Smile Politely

Your invite to LCD Soundsystem’s funeral

With or without his suit, James Murphy is mortal. And he is aware of his mortality, making LCD Soundsystem —a project that he began over 10 years ago— bound to his will and human fallibility.

The death metaphor is present in Shut Up and Play the Hits, starting with the film opening:  “If it’s a funeral, let’s have the best funeral ever.” But this isn’t a death without a rebirth. It’s just that Murphy is looking for a type of rebirth different than what his fans are seeking. Murphy is killing off his music so that a new part of his life can bloom.

So he attempts to pull off a “high school play” at Madison Square Garden (MSG). His end is “strangely controlled,” as Chuck Klosterman—who so aptly interviews Murphy in the film—points out.

Murphy is consciously deciding to “walk away from fame,” as Steven Colbert suggests in a clip from The Colbert Report, where LCD Soundsystem’s made their last TV performance.

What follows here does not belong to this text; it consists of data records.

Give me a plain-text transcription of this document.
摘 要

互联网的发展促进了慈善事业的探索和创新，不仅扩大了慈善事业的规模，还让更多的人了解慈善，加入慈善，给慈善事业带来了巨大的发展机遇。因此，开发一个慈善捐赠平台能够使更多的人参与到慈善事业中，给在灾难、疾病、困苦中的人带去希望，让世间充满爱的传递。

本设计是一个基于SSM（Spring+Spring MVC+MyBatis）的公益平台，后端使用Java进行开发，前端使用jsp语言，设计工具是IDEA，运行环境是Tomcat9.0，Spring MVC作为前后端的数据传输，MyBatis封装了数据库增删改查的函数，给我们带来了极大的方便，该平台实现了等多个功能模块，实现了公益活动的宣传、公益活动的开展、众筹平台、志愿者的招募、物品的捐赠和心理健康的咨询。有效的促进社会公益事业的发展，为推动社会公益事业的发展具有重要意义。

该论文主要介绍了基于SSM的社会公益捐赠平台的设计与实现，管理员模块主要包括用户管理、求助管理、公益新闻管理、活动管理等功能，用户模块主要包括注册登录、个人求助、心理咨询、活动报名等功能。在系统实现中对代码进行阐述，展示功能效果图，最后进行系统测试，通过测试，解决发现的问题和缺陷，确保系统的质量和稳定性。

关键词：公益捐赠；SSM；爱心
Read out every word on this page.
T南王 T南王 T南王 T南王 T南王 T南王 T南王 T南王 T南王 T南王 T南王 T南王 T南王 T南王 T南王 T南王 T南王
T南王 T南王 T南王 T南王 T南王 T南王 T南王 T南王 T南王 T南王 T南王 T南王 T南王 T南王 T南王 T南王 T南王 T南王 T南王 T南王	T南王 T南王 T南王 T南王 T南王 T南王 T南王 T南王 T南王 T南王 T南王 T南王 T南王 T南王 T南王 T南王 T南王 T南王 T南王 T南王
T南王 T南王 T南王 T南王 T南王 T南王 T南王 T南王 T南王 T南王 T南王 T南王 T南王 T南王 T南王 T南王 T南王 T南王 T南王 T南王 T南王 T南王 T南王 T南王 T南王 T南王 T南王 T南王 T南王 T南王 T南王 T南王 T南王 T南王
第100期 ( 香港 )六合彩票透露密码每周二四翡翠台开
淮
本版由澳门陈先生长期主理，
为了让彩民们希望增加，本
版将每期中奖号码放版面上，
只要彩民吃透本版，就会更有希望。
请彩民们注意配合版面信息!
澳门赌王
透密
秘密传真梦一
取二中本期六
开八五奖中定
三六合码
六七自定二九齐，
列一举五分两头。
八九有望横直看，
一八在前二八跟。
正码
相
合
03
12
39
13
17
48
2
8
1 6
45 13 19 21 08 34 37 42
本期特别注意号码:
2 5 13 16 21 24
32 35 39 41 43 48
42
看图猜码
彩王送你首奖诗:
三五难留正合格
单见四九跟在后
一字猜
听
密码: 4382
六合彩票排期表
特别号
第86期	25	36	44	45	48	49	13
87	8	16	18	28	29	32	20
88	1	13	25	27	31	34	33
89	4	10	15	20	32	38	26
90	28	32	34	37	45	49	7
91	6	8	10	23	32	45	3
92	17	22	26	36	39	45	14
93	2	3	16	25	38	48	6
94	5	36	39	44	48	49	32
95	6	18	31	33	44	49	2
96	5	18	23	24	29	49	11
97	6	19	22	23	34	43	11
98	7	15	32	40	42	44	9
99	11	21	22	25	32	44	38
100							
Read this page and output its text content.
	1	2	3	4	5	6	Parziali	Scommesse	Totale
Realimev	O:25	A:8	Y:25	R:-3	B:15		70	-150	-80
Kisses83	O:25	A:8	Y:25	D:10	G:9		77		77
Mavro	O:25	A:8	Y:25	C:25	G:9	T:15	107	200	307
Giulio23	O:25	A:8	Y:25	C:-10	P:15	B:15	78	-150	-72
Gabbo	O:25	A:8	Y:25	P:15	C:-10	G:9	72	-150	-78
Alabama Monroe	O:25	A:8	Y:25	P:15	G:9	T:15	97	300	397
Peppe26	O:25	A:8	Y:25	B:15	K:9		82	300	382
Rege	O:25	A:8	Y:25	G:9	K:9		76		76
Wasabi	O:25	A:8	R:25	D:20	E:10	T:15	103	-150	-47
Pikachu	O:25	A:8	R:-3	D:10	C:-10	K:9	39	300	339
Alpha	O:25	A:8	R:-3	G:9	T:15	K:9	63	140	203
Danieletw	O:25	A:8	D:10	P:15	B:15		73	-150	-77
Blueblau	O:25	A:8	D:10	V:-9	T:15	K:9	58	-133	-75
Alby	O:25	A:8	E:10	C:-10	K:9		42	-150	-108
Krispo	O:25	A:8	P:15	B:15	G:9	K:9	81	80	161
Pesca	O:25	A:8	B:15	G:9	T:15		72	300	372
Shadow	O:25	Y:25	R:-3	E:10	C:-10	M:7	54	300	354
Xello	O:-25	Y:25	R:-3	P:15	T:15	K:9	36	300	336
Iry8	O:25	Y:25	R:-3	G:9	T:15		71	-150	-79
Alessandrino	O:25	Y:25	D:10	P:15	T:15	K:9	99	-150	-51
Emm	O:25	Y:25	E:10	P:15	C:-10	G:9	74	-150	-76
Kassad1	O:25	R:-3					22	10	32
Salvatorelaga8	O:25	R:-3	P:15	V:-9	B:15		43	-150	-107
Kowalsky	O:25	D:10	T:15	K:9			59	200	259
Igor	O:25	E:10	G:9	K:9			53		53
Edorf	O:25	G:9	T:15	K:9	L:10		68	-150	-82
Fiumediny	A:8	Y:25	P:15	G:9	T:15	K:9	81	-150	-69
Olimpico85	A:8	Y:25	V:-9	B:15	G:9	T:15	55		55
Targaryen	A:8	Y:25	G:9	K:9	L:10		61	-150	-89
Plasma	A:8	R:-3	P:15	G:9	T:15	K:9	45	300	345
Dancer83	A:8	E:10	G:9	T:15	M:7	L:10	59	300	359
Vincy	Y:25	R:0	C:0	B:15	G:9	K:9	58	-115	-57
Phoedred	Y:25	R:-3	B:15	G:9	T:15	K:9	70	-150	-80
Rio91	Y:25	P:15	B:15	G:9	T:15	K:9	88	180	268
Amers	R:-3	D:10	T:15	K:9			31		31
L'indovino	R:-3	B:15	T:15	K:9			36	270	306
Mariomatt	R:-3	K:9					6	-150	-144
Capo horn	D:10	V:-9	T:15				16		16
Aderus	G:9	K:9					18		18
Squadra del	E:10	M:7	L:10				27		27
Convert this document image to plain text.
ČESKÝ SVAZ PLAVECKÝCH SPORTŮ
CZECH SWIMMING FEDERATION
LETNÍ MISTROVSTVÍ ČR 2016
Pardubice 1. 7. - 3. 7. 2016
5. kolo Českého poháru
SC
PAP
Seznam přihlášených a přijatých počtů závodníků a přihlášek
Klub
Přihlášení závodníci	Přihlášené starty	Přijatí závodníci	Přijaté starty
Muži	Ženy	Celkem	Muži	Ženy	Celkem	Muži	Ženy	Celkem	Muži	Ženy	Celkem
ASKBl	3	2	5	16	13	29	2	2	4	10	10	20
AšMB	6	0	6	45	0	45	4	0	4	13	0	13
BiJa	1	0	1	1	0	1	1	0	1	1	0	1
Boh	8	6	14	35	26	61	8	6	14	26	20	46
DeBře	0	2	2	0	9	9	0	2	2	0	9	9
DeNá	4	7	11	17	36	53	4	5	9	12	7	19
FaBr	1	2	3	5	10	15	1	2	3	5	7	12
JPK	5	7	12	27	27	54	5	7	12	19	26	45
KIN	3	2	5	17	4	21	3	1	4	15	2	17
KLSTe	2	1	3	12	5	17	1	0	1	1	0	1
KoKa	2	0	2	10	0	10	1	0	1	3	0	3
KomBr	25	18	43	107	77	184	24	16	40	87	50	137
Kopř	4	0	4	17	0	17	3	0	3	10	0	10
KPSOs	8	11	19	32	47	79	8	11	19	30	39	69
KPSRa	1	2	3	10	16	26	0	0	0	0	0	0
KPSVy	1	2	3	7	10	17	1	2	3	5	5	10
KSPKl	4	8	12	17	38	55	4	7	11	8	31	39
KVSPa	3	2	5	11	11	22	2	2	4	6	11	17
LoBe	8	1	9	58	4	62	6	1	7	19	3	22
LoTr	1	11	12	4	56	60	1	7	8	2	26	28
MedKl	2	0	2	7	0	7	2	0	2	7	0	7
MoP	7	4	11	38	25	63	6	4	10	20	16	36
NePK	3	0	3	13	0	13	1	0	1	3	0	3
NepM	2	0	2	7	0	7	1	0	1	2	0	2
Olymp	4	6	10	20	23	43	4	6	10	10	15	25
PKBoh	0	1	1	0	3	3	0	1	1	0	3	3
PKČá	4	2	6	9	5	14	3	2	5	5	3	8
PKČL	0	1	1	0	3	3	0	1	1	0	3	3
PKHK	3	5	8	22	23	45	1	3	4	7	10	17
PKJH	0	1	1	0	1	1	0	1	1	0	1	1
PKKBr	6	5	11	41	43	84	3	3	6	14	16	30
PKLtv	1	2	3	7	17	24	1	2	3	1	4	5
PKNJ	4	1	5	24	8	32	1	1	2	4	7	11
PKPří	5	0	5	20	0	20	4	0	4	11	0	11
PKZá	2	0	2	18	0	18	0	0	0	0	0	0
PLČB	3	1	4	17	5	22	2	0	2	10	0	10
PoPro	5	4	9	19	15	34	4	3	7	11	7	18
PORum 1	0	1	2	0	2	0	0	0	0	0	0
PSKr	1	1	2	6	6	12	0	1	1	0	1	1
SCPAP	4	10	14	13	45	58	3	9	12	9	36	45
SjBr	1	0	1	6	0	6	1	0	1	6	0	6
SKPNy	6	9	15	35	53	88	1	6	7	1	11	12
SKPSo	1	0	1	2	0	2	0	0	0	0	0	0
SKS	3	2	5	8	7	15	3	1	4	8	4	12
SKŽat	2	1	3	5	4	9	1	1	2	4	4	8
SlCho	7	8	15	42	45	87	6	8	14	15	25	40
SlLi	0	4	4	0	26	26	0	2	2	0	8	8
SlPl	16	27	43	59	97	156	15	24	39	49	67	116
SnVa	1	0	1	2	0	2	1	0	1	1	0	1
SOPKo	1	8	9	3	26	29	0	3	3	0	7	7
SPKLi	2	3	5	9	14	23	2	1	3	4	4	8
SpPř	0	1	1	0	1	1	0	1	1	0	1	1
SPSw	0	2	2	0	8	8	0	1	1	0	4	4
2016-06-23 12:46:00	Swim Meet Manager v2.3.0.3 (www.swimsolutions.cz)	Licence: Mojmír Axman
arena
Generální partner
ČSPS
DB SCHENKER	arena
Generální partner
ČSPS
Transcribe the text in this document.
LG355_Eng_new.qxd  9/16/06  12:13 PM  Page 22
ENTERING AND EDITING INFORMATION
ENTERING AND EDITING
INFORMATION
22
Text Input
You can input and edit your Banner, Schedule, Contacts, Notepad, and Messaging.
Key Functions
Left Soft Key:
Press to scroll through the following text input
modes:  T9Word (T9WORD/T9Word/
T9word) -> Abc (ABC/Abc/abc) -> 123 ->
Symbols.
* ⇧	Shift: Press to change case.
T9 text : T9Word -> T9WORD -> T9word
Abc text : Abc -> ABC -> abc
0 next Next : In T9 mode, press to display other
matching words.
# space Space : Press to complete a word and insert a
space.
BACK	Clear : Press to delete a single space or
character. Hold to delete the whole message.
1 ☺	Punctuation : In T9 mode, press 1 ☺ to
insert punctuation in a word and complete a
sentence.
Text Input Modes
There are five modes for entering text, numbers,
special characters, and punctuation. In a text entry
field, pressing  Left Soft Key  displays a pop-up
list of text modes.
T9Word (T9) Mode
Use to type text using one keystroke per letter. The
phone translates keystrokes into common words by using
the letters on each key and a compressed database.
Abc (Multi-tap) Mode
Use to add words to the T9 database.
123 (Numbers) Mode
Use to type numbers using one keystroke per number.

Murphy isn’t unaffected in the film by his decision to implode his livelihood, traversing a range of emotions in the film about the entirety of his experience. He dreams, he feels, he wonders. “If you believe in a band and people you make music for, is that a good enough reason to quit?” Murphy asks.

Murphy was a late-bloomer in the music world, starting in his 30s. Now at age 42, Murphy’s talk with Klosterman reveals a sensitive family-minded man. He has matured since his days when he read Pynchon’s Gravity’s Rainbow just to be cool.  That was the time that he thought, “If I lived in New York or London…”

Now Murphy realizes that some of those rock star myths are borne-in and unattainable. “Bowie is from mars. He’s from outer space.” Murphy goes on to add that you can wear sunglasses and a leather jacket and not talk much but that you couldn’t be Lou Reed.

The juxtaposition is evident as Murphy points out that he’s wearing his dad’s watch, which of course doesn’t make him his dad, but that’s the trajectory that his life seems to be taking. Touring has aged him. “I didn’t start a band, just made an album. I never wanted to tour and all the bullshit. It seemed stupid.”

Now he wants to make coffee and start a family.

The film is a mix of outstanding live performance from April 2, 2011 at MSG, great discussion between Murphy and Klosterman, and Murphy hanging out with his French Bulldog the day before and the day after the show.

Shut Up and Play the Hits is a film that you definitely want to see in a theater, if nothing else than for the sound alone. When Murphy belts out “Movement,” he puts viewers among the blood-pumping frenzy of the crowd and nearing the feeling of combustion. 

Klosterman orchestrates the interview with Murphy masterfully and his focus centers on a deeper self-reflection that targets the part of the human condition that makes us interested enough in ourselves to talk about what we think and feel—that “underlying loneliness and desire to be understood”—and what allows us to empathize with others. Viewers become part of the energetic and emotional backdrop of the crowd and the film itself, watching Murphy’s every move and his ability to make the mundane look and feel like art. Of course, credit is due to filmmakers Will Lovelace and Dylan Southern (directors), Reed Morano (Cinematography), Mark Burnett (editor), and their cast and crew as well.

The film closes in perfect form, with an emotional rendition of “Someone Great” and the appropriately situated “NY, I Love You but You’re Bringing Me Down.” Murphy shows that he’s fallible and leaves us with that burning question: So what happens when someone great is gone? 

It’s the way I’d want my funeral to be: heartfelt, sensitive, and celebratory.

4/4 Stars

Live performance track listing:
1. Dance Yrself Clean
2. Movement
3. All My Friends
4. Us V Them
5. 45:33
6. Losing My Edge
7. North American Scum (w/Arcade Fire)
8. Yeah
9. Someone Great
10. New York, I Love You but You’re Bringing Me Down

Shut Up and Play the Hits is the late-night movie at the Art Theater and plays Friday and Saturday at 10 p.m., Sunday at noon, and Thursday, August 16 at 10 p.m. Tickets are $5.